The Apollo HFE data has not always been thus appreciated, however. Along with the US interest in lunar science, the completeness and availability of the data has varied through time, creating a complicated paper trail that investigators are just now piecing together.

The story of the data begins with the deployment of the HFE hardware, a process which required Apollo astronauts to drill two holes on the Moon a few meters apart, maneuvering the machinery in their cumbersome spacesuits. They then dropped slender temperature probes into the hallowed pits, beginning the collection of temperature data. 

Images of the HFE on the Moon present a scene of seemingly scattered junk to the untrained eye, the thin temperature probes peeping just above the surface with their soft tethers running along the ground, connecting the probes to a series of boxes. Craters fill the surrounding landscape, their walls inclining at various angles, their depths difficult to estimate through the visors of spacesuit helmets. 

The Apollo 17 HFE. NASA.

The scene reflects the difficulty of a challenging experiment emplacement: astronauts needed to transport sizeable components away from the immediate landing site, safe from disturbances caused by their entry and descent. Walking through the grey landscape, one can easily lose their sense of proportion and direction. Boot prints stamped into the surrounding soil mark the trails of the astronauts, their weight casting lines of shadow visible in LRO’s orbital images.

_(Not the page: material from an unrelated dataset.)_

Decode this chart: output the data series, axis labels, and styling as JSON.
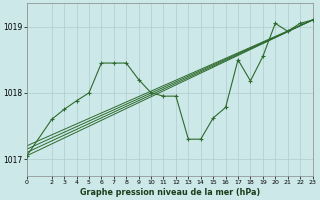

The first Apollo HFE began transmitting data in 1971 with the next mission following closely behind, operating together for the next five years. While another Apollo mission was also equipped with the HFE package, an unfortunate cable caught astronaut John Young’s foot and disconnected the experiment. Two missions alone therefore provide the only ground truth measurements of temperatures on the Moon to date. 

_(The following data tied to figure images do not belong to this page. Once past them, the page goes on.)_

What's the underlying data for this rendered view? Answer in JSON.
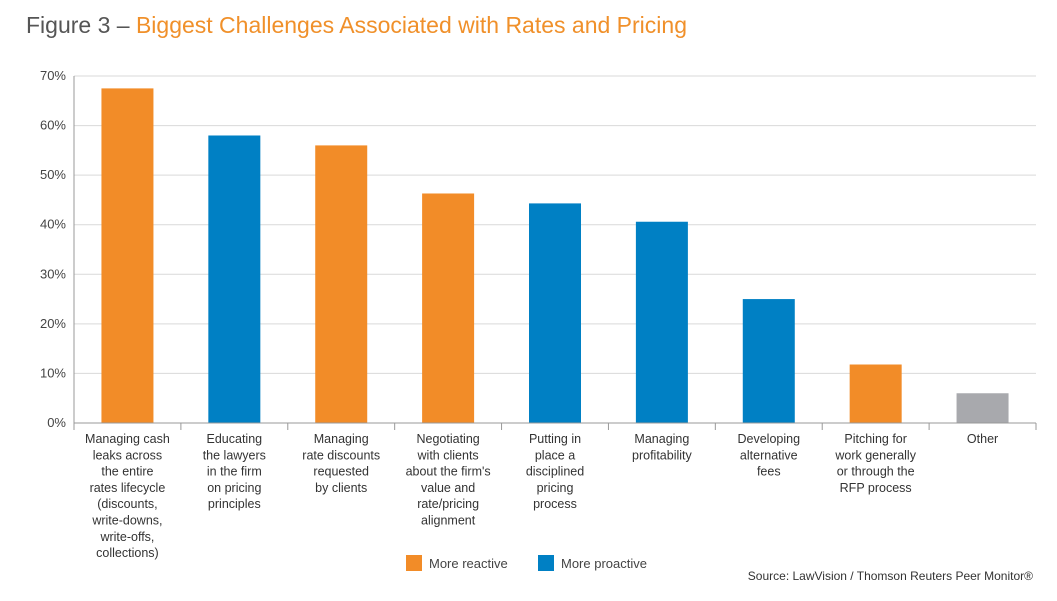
{
  "title": {
    "prefix": "Figure 3 – ",
    "main": "Biggest Challenges Associated with Rates and Pricing"
  },
  "source": "Source: LawVision / Thomson Reuters Peer Monitor®",
  "colors": {
    "reactive": "#f28c28",
    "proactive": "#0080c4",
    "other": "#a8a9ad",
    "grid": "#d9d9d9",
    "axis": "#999999"
  },
  "chart_data": {
    "type": "bar",
    "title": "Biggest Challenges Associated with Rates and Pricing",
    "xlabel": "",
    "ylabel": "",
    "ylim": [
      0,
      70
    ],
    "yticks": [
      0,
      10,
      20,
      30,
      40,
      50,
      60,
      70
    ],
    "ytick_labels": [
      "0%",
      "10%",
      "20%",
      "30%",
      "40%",
      "50%",
      "60%",
      "70%"
    ],
    "grid": true,
    "legend_position": "bottom-center",
    "legend": [
      {
        "name": "More reactive",
        "color": "#f28c28"
      },
      {
        "name": "More proactive",
        "color": "#0080c4"
      }
    ],
    "categories": [
      [
        "Managing cash",
        "leaks across",
        "the entire",
        "rates lifecycle",
        "(discounts,",
        "write-downs,",
        "write-offs,",
        "collections)"
      ],
      [
        "Educating",
        "the lawyers",
        "in the firm",
        "on pricing",
        "principles"
      ],
      [
        "Managing",
        "rate discounts",
        "requested",
        "by clients"
      ],
      [
        "Negotiating",
        "with clients",
        "about the firm's",
        "value and",
        "rate/pricing",
        "alignment"
      ],
      [
        "Putting in",
        "place a",
        "disciplined",
        "pricing",
        "process"
      ],
      [
        "Managing",
        "profitability"
      ],
      [
        "Developing",
        "alternative",
        "fees"
      ],
      [
        "Pitching for",
        "work generally",
        "or through the",
        "RFP process"
      ],
      [
        "Other"
      ]
    ],
    "values": [
      67.5,
      58,
      56,
      46.3,
      44.3,
      40.6,
      25,
      11.8,
      6
    ],
    "groups": [
      "reactive",
      "proactive",
      "reactive",
      "reactive",
      "proactive",
      "proactive",
      "proactive",
      "reactive",
      "other"
    ]
  }
}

While physical and technical complications presented experiment challenges, the real issues with the HFE data started upon its arrival to Earth.

The history of the data since it was archived in the 1970s until its current use by LRO scientists presents a curious case of investigation, transportation, loss, and revival. Originally, NASA used sixteen separate tracking stations to downlink data, sending the tape recordings to Johnson Space Center in Houston, TX. The tapes were then sent to Lamont Observatory in Palisades, NY, where they appear to have been ambiguously renamed multiple times and subsequently lost. Lamont did, however, produce a separate copied set of tapes for the NASA Space Science Data Archive, which serves as a permanent storage center for mission data. 

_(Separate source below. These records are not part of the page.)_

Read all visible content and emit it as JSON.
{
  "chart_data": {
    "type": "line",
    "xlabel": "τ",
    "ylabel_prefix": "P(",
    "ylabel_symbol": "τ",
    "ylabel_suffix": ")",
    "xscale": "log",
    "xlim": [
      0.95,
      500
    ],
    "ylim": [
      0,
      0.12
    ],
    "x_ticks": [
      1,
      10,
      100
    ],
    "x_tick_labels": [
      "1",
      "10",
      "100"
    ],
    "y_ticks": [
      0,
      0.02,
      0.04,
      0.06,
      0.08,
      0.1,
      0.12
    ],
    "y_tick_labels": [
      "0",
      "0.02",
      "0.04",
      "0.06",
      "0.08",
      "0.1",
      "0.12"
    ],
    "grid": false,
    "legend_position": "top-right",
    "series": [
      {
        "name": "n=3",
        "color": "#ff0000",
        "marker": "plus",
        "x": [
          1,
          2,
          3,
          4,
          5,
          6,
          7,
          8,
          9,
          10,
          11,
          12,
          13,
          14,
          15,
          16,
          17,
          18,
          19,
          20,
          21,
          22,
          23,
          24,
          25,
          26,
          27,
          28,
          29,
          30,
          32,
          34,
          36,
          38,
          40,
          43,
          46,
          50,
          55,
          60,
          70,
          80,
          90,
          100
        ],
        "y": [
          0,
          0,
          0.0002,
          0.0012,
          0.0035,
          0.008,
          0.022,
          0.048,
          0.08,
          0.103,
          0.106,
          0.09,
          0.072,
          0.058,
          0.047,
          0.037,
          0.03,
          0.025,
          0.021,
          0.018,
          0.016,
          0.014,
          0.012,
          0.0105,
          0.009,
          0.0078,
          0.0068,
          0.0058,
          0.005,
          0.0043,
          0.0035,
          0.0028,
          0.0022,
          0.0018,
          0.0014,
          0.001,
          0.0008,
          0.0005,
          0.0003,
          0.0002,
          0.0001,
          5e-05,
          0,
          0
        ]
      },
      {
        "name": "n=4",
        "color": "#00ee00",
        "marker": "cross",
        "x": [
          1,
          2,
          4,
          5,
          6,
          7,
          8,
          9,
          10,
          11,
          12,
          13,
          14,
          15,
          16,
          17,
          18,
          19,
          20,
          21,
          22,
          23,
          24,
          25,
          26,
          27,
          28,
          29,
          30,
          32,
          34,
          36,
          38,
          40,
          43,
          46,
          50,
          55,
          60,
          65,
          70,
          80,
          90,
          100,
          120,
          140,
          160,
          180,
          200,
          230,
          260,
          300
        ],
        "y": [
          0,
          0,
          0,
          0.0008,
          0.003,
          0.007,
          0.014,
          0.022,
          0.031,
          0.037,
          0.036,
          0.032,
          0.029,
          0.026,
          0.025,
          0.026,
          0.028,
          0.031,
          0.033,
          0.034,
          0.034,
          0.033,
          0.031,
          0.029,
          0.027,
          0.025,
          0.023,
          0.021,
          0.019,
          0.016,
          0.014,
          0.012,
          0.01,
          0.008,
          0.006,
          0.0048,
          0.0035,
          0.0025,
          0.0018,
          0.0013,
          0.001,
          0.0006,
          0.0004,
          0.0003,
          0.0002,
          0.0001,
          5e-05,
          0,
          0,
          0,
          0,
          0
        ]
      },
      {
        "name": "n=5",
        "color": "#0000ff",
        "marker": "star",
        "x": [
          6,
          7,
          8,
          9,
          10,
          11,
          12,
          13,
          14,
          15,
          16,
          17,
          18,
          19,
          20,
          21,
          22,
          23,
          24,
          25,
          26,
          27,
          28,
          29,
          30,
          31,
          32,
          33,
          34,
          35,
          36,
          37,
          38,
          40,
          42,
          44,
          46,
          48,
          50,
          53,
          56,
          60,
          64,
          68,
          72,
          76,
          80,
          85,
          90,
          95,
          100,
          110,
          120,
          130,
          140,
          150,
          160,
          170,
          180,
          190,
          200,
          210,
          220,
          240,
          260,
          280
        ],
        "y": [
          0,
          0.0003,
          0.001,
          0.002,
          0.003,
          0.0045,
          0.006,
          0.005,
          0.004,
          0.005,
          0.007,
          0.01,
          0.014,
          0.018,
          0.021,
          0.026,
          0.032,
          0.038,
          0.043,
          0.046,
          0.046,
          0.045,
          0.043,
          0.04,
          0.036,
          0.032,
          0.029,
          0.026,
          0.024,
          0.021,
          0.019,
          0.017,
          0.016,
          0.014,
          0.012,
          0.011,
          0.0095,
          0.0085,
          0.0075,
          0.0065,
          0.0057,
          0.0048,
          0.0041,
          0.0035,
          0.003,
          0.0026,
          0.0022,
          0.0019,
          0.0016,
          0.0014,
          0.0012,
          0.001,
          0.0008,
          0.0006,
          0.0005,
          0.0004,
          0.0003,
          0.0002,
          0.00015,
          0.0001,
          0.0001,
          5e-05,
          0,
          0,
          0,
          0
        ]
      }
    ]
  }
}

Owing to budget cuts and focus on other missions, decades passed before a new hunt for reliable, unaltered Apollo HFE data ensued in 2005. With the original archives lost and the questionable set sent to the NASA Space Science Data Archive in the late 1970s, scientists and NASA investigators have identified two other sources for the data outside of the original, lost archives: Johnson Space Center and the University of Texas at Galveston. Many at Johnson Space Center have been lost or damaged and those at UT Galveston lack important calibration data. 

Since the rediscovery of these sources, community interpretive work has successfully recovered and restored much of the missing and damaged data. Studies have devoted their entire budget to cleaning up the data and making it available for public use. Owing to these efforts, teams like the LRO Diviner scientists can now effectively use it for new science, continuing to expand the Apollo legacy as the work toward new discoveries. 

The narrative of the Apollo HFE over the past fifty years has been far from straightforward. From requiring scientists to drill on the Moon to spurring a scientific community effort, the journey of the HFE data and its contribution to science is ever-evolving. In looking to the future, LRO scientists will continue to glance at the past through Apollo, using the HFE data in new models and keeping the images of boot prints on the Moon pinned to their office doors.